Selain itu, Seskab juga menjelaskan bahwa PHTC ketiga mengenai peningkatan kualitas layanan di 66 RSUD di daerah tertinggal, terluar dan terpencil (3T), atau RSUD naik kelas dari Kelas D ke Kelas C dengan layanan yang lebih lengkap. Teddy menyebut di 2025, 20 dari 22 RSUD sudah selesai dibangun, 10 di antaranya telah operasional. 

“Di tahun 2026, 14 dari 20 sudah mulai dibangun, dan di tahun 2027, masih ada 24 RSUD dalam perencanaan,” lanjutnya

Seskab juga mengatakan bahwa selain PHTC, Menkes juga melaporkan program unggulan lainnya yang mencakup pendistribusian 905 alat kesehatan utama ke 258 Kabupaten/Kota. “Alat utama tersebut terdiri dari Cathlab, CT Scan, Mamografi, MRI dan Linac,” ujar Seskab.

Menutup keterangannya, Seskab Teddy mengatakan bahwa pembangunan Rumah Sakit Umum Pusat Jayapura di Papua yang telah selesai dan siap diresmikan oleh Presiden Prabowo juga turut dilaporkan. Rumah sakit ini nantinya tidak hanya menjadi hub untuk kawasan timur Indonesia, tapi juga untuk kawasan Pacific dan Oceania. 

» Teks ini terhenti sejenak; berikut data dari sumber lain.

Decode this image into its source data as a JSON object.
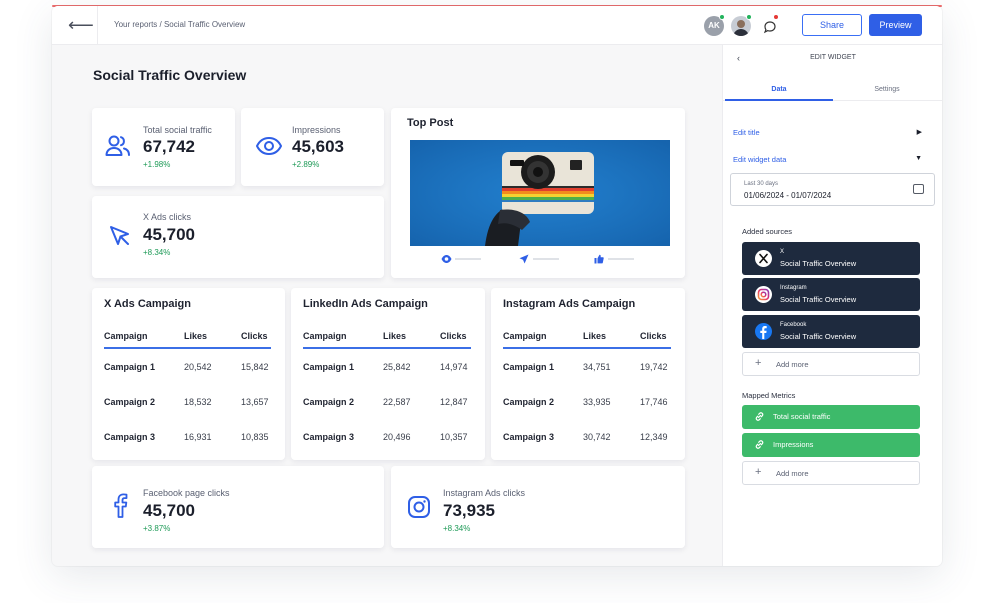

Selain itu, Menkes juga melaporkan perkembangan pembangunan Rumah Sakit Umum Pusat di Riau yang sudah mencapai 85 persen dan ditargetkan dapat diresmikan di Desember 2026. Rumah Sakit ini diharapkan dapat mengurangi masyarakat di Riau dan sekitarnya berobat ke luar negeri.

“Untuk rencana ke depan, Menkes juga melaporkan upaya untuk merevitalisasi RSUD di 514 Kabupaten/Kota beserta tata kelolanya dan juga program revitalisasi 10.000 Puskesmas, Puskesmas Pembantu, dan Laboratorium Kesehatan Masyarakat di seluruh kecamatan & kelurahan,” ujar Seskab.